Wed 23-October-2024

A story of pain and poverty

Sunday 23-December-2018

As soon as winter approaches Um Jihad begins hanging cords in the middle of her house not to dry up the wet laundry of her children but to hang and dry bread.

Five years ago Um Jihad al-A’araj 45 years old began this profession of collecting and drying the remains of bread in preparation for selling it to make some money in order to provide some of the needs of her family in light of the tragic economic conditions that hit the Gaza Strip.

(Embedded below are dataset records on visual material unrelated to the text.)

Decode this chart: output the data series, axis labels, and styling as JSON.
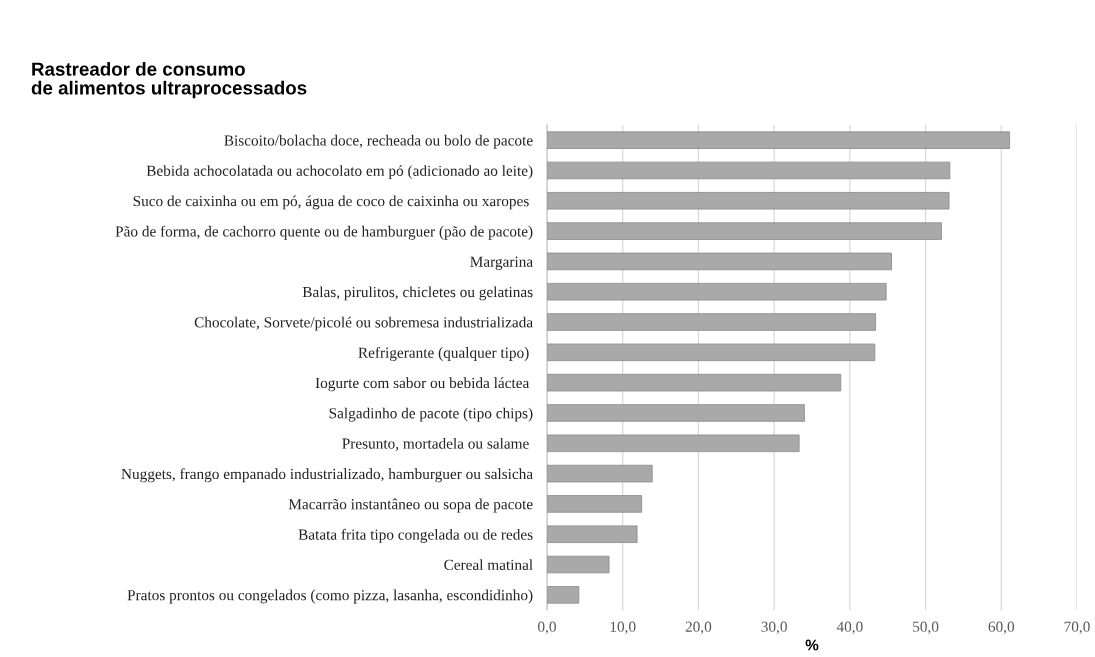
{
  "chart_data": {
    "type": "bar",
    "orientation": "horizontal",
    "title": "Rastreador de consumo\nde alimentos ultraprocessados",
    "xlabel": "%",
    "categories": [
      "Biscoito/bolacha doce, recheada ou bolo de pacote",
      "Bebida achocolatada ou achocolato em pó (adicionado ao leite)",
      "Suco de caixinha ou em pó, água de coco de caixinha ou xaropes ",
      "Pão de forma, de cachorro quente ou de hamburguer (pão de pacote)",
      "Margarina",
      "Balas, pirulitos, chicletes ou gelatinas",
      "Chocolate, Sorvete/picolé ou sobremesa industrializada",
      "Refrigerante (qualquer tipo) ",
      "Iogurte com sabor ou bebida láctea ",
      "Salgadinho de pacote (tipo chips)",
      "Presunto, mortadela ou salame ",
      "Nuggets, frango empanado industrializado, hamburguer ou salsicha",
      "Macarrão instantâneo ou sopa de pacote",
      "Batata frita tipo congelada ou de redes",
      "Cereal matinal",
      "Pratos prontos ou congelados (como pizza, lasanha, escondidinho)"
    ],
    "values": [
      61.1,
      53.2,
      53.1,
      52.1,
      45.5,
      44.8,
      43.4,
      43.3,
      38.8,
      34.0,
      33.3,
      13.9,
      12.5,
      11.9,
      8.2,
      4.2
    ],
    "color": "#a9a9a9",
    "xlim": [
      0,
      70
    ],
    "xticks": [
      {
        "value": 0,
        "label": "0,0"
      },
      {
        "value": 10,
        "label": "10,0"
      },
      {
        "value": 20,
        "label": "20,0"
      },
      {
        "value": 30,
        "label": "30,0"
      },
      {
        "value": 40,
        "label": "40,0"
      },
      {
        "value": 50,
        "label": "50,0"
      },
      {
        "value": 60,
        "label": "60,0"
      },
      {
        "value": 70,
        "label": "70,0"
      }
    ],
    "grid": "x"
  }
}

As usual Um Jihad wakes up in the morning hours to do her work to get the old bread from her neighbors and relatives so she could dry and sell it.

During the day the PIC reporter was present at her house in the Khan Younis refugee camp in the southern Gaza Strip as flour had run out of her house forcing her to collect some of the loaves she placed on the ground giving them to her children with cooked lentils.

The family lives in a very poor condition with a total of eight children because of the siege and the lack of jobs especially with the inability of her husband who is in his fifties to work because of suffering from hypertrophy in the liver who needs expensive daily treatment with no source of income.

Um Jihad herself suffers from stress and diabetes but she has not succumbed to these diseases and insisted that she would fight her battle to stay in a house that lacks any source of income except for their social insurance money that is given to them every five instead of three months as it used to be.

She said in an interview with the PIC that she packed bread in bags to sell it to sheep and cattle herders or neighbors who raise birds and livestock.

She says that the reality of life and the difficult living conditions in the Gaza Strip have made her self-reliant which increased the challenges and difficulties facing her and her family.

Her bag is packed with 40 kg of dried bread to sell it at a rate of 10 to 15 shekels per bag which is equivalent to about 3 dollars.

The mother of eight children uses her modest dilapidated two-bedroom house and a small lounge to dry the bread for fear of rain in the winter while she dries it outside in the summer.

She hopes with tears toeing down her cheeks that this crisis she is going through along with other residents of the Gaza Strip will end soon to end her fatigue and pain which accompany her all the time.

The siege imposed by the Israeli occupation forces 12 years ago and the sanctions imposed by the Palestinian Authority since April 2017 on the Gaza Strip have led to the deterioration of economic conditions and increasing suffering in Gaza turning hundreds of thousands to needy families and aid recipients.

In response to this situation thousands of residents of the Gaza Strip resort to any work that brings them some money to help them buy some necessities.